Le vent commence à tourner pour le BDS qui perd progressivement de son influence, notamment à cause de la crise économique

Gilberto Gil (à gauche) et Caetano Veloso se prononçant contre le mouvement BDS lors d'une conférence de presse au cours de leur séjour en Israël, le 28 juillet 2015 (Crédit : Luc Tress)
Gilberto Gil (à gauche) et Caetano Veloso se prononçant contre le mouvement BDS lors d'une conférence de presse au cours de leur séjour en Israël, le 28 juillet 2015 (Crédit : Luc Tress)

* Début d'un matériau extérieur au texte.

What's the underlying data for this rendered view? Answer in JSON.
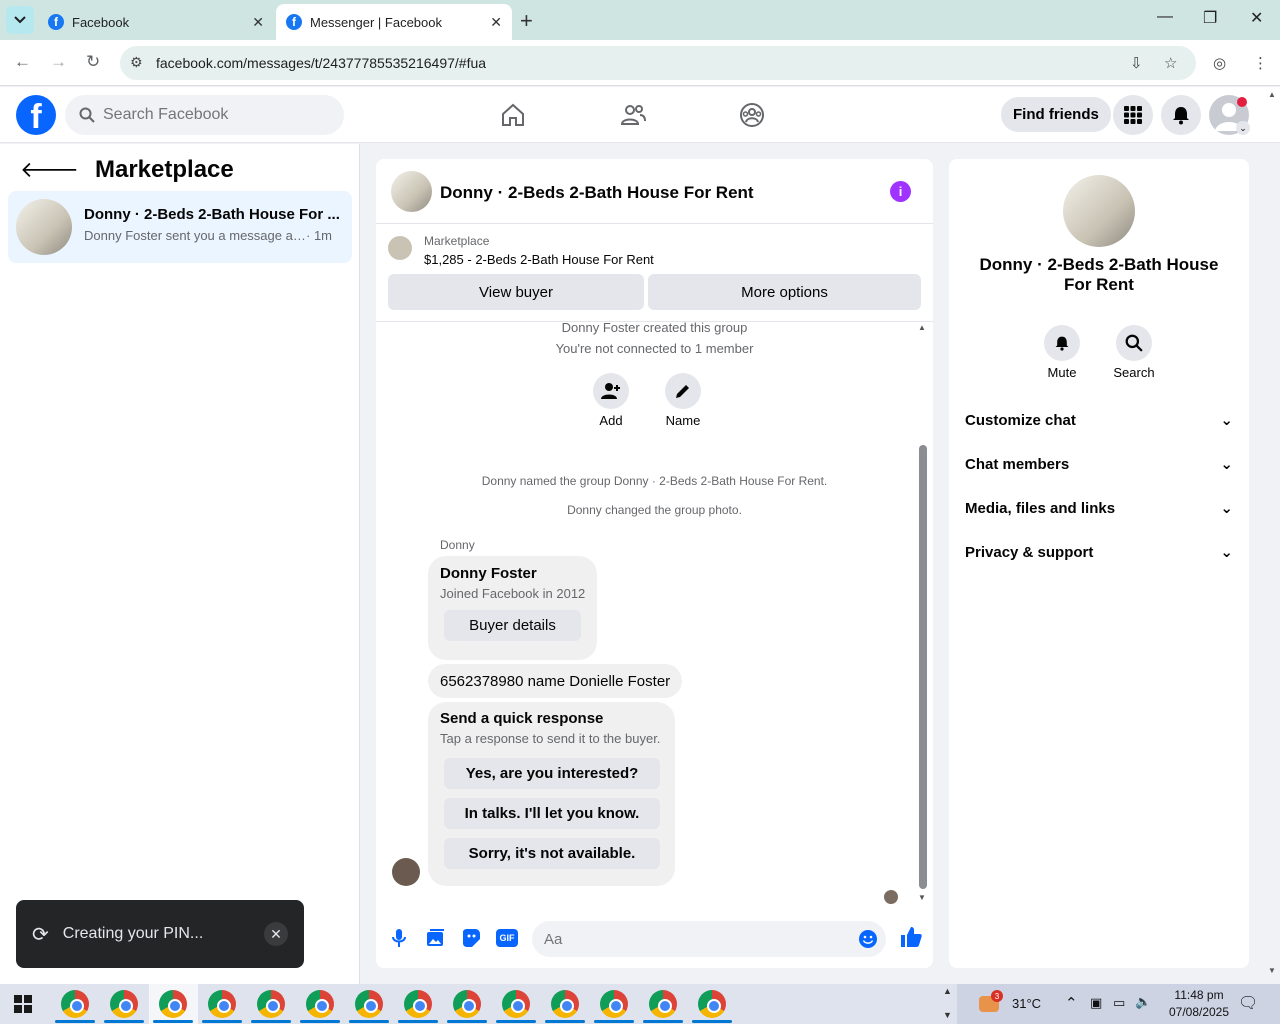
{
  "browser": {
    "tabs": [
      {
        "title": "Facebook",
        "active": false
      },
      {
        "title": "Messenger | Facebook",
        "active": true
      }
    ],
    "new_tab": "+",
    "url": "facebook.com/messages/t/24377785535216497/#fua"
  },
  "header": {
    "logo": "f",
    "search_placeholder": "Search Facebook",
    "find_friends": "Find friends"
  },
  "left": {
    "title": "Marketplace",
    "conversation": {
      "name": "Donny · 2-Beds 2-Bath House For ...",
      "preview": "Donny Foster sent you a message ab...",
      "time": "· 1m"
    }
  },
  "toast": {
    "text": "Creating your PIN..."
  },
  "chat": {
    "title": "Donny · 2-Beds 2-Bath House For Rent",
    "info": "i",
    "marketplace_label": "Marketplace",
    "listing": "$1,285 - 2-Beds 2-Bath House For Rent",
    "view_buyer": "View buyer",
    "more_options": "More options",
    "created": "Donny Foster created this group",
    "not_connected": "You're not connected to 1 member",
    "add_label": "Add",
    "name_label": "Name",
    "named_group": "Donny named the group Donny · 2-Beds 2-Bath House For Rent.",
    "changed_photo": "Donny changed the group photo.",
    "sender": "Donny",
    "profile_name": "Donny Foster",
    "joined": "Joined Facebook in 2012",
    "buyer_details": "Buyer details",
    "message": "6562378980 name Donielle Foster",
    "quick_title": "Send a quick response",
    "quick_sub": "Tap a response to send it to the buyer.",
    "quick_responses": [
      "Yes, are you interested?",
      "In talks. I'll let you know.",
      "Sorry, it's not available."
    ],
    "composer_placeholder": "Aa",
    "gif": "GIF"
  },
  "right": {
    "name": "Donny · 2-Beds 2-Bath House For Rent",
    "mute": "Mute",
    "search": "Search",
    "sections": [
      "Customize chat",
      "Chat members",
      "Media, files and links",
      "Privacy & support"
    ]
  },
  "taskbar": {
    "temperature": "31°C",
    "badge": "3",
    "time": "11:48 pm",
    "date": "07/08/2025"
  },
  "colors": {
    "facebook_blue": "#0866ff",
    "info_purple": "#a033ff",
    "selected_conv": "#ebf5ff"
  }
}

JTA – L’année dernière, l’Espagne était encore le bastion incontesté du mouvement BDS en Europe.

Quelque 50 municipalités espagnoles ont adopté des résolutions au cours de ces dernières années pour soutenir le BDS – un acronyme pour le mouvement de Boycott, Désinvestissement et Sanctions contre Israël – plus que dans tout autre pays européen.

En se fondant sur le soutien d’une extrême gauche forte, les branches du mouvement BDS de l’Espagne ont été en mesure d’exercer une pression considérable.

Au mois d’août dernier, les militants BDS avaient fait pression sur les organisateurs d’un festival de reggae, près de Barcelone, pour exiger que le chanteur juif américain Matisyahu signe une déclaration condamnant le traitement des Palestiniens par Israël. Matisyahu, qui était le seul artiste invité à signer le document, a été désinvité quand il a refusé. Il a été réinvité suite au tollé international au sujet de ce qui a été perçu comme une mesure antisémite.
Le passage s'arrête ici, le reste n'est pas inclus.